Galaxy Imaging with Generative Models: Insights from a Two-Models Framework

Generative models have recently revolutionized image generation tasks across diverse domains, including galaxy image synthesis. This study investigates the statistical learning and consistency of three generative models: light-weight-gan (a GAN-based model), Glow (a Normalizing Flow-based model), and a diffusion model based on a U-Net denoiser, all trained on non-overlapping subsets of the SDSS dataset of 64x64 grayscale images. While all models produce visually realistic images with well-preserved morphological variable distributions, we focus on their ability to learn and generalize the underlying data distribution.

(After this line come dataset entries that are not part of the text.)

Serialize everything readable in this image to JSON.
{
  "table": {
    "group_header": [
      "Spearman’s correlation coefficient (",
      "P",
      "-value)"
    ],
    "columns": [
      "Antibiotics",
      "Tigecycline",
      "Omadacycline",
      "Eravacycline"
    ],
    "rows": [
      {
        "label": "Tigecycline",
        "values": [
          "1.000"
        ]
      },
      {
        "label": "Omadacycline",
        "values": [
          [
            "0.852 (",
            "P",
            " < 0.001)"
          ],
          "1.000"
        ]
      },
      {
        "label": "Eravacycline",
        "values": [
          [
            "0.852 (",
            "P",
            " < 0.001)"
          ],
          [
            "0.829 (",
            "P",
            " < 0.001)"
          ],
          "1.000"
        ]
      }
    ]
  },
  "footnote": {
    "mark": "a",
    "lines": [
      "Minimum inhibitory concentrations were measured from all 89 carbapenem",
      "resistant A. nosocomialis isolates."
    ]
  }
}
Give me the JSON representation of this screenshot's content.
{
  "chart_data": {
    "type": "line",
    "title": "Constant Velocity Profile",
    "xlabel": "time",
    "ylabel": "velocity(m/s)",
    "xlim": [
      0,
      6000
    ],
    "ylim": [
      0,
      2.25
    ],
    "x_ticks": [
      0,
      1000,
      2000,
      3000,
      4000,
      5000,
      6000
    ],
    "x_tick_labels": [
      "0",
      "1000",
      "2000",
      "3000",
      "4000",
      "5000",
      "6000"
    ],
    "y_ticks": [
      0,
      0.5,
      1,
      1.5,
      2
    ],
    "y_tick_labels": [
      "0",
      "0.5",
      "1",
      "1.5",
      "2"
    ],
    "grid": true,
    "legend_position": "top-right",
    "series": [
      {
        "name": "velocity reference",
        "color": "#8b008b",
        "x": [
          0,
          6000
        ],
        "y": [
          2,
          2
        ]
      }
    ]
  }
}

The diffusion model shows a transition from memorization to generalization as the dataset size increases, confirming previous findings. Smaller datasets lead to overfitting, while larger datasets enable novel sample generation, supported by the denoising process's theoretical basis. For the flow-based model, we propose an "inversion test" leveraging its bijective nature. Similarly, the GAN-based model achieves comparable morphological consistency but lacks bijectivity. We then introduce a "discriminator test", which shows successful learning for larger datasets but poorer confidence with smaller ones. Across all models, dataset sizes below O(100,000) pose challenges to learning. Along our experiments, the "two-models" framework enables robust evaluations, highlighting both the potential and limitations of these models. These findings provide valuable insights into statistical learning in generative modeling, with applications certainly extending beyond galaxy image generation.